Some applications live a long time, and most developers will spend most of their time working on long-lived applications. Short-lived applications are not around long enough to acquire significant developer/manager mind share.

I think the pushback is rooted in more than developer experience; developers don’t like the thought of their work disappearing from the world. The desire for permanence in what we create may be a human characteristic. Extolling the creation of reliable, maintainable, readable code creates an implicit assumption that applications are going to live long enough for the cost of these activities to be paid back.

How accurate are these half-life estimates?

The 4-8 year half-life range is derived from two datasets.

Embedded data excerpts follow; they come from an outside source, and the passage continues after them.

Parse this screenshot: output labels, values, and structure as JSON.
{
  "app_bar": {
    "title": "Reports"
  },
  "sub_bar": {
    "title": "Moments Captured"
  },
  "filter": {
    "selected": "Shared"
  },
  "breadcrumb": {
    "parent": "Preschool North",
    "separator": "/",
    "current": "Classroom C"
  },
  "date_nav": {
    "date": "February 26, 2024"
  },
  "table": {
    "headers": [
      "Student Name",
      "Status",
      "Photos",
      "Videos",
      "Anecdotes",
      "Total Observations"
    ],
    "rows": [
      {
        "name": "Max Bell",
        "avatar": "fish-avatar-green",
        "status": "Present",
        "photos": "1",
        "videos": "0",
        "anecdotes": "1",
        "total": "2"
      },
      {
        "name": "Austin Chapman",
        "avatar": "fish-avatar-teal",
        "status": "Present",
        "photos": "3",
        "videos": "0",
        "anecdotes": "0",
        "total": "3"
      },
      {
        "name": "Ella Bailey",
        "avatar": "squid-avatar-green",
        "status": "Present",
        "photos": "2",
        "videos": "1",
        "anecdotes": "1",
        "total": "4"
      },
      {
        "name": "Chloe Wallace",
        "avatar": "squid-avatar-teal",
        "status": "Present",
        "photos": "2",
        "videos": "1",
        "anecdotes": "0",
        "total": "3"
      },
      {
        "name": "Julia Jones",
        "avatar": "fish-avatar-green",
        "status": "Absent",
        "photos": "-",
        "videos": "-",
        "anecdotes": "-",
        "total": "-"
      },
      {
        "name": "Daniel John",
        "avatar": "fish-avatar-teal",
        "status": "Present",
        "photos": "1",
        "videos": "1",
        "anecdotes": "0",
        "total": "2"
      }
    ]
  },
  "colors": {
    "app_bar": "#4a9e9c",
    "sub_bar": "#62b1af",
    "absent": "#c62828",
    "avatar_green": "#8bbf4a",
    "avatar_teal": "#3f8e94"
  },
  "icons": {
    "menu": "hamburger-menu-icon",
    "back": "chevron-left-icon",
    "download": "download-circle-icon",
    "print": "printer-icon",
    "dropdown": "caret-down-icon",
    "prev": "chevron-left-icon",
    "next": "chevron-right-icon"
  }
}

A while ago I spotted another dataset: Fabiano Riccardi‘s Killed by Microsoft, currently containing information on 141 killed products.

All three datasets list just the products that have been killed, i.e., they are not a list of all products. A half-life calculation based only on killed products could underestimate the actual lifetime, it depends on whether the rate of killed products remains roughly the same percentage of all products or not. If the number of products killed, in any period, is always roughly the same percentage of all current products, then the calculated lifetime is not affected by the lack of data on the number of live products. Uncertainty in the calculated lifetime is created when the number of products killed is unconnected with the current number of live products.

It’s possible, to save money, products are more likely to be killed when a company is going through a period of poor performance, or the economy is in recession, compared to when business is booming.

Another source of uncertainty is sampling bias. Companies announce when products are released/withdrawn, creating recency bias because it’s easier to monitor the news than actively search for data on past product releases/withdraws. The plot below shows the number of products Microsoft killed in each year (red bars; post 2025 are to be killed-by dates) and number of new products launched each year blue/green line (code+data):

Microsoft products killed (red bars) and launched (blue/green line) per year.

I’m sure that Microsoft killed more than one product before 2000. The Dot-com bubble burst in March 2000, and I would expect this to have resulted in lots of killed products. The lack of data on products killed before 2000 means that shorter lived products are undercounted.

The plot below shows the number of Microsoft (eventually killed) products still supported a given number of years after launch, the red line is a regression fit for products aged between 4 months and 22 years (code+data):

Number of Microsoft products in use a given number of years before they are killed.

The half-life of the Microsoft products in this dataset, aged between 4 months and 22 years, is 7 years. Is the sharp decline in half-life after 22 years a real thing, or a consequence of the small amount of data before 2005? As always, more data is needed.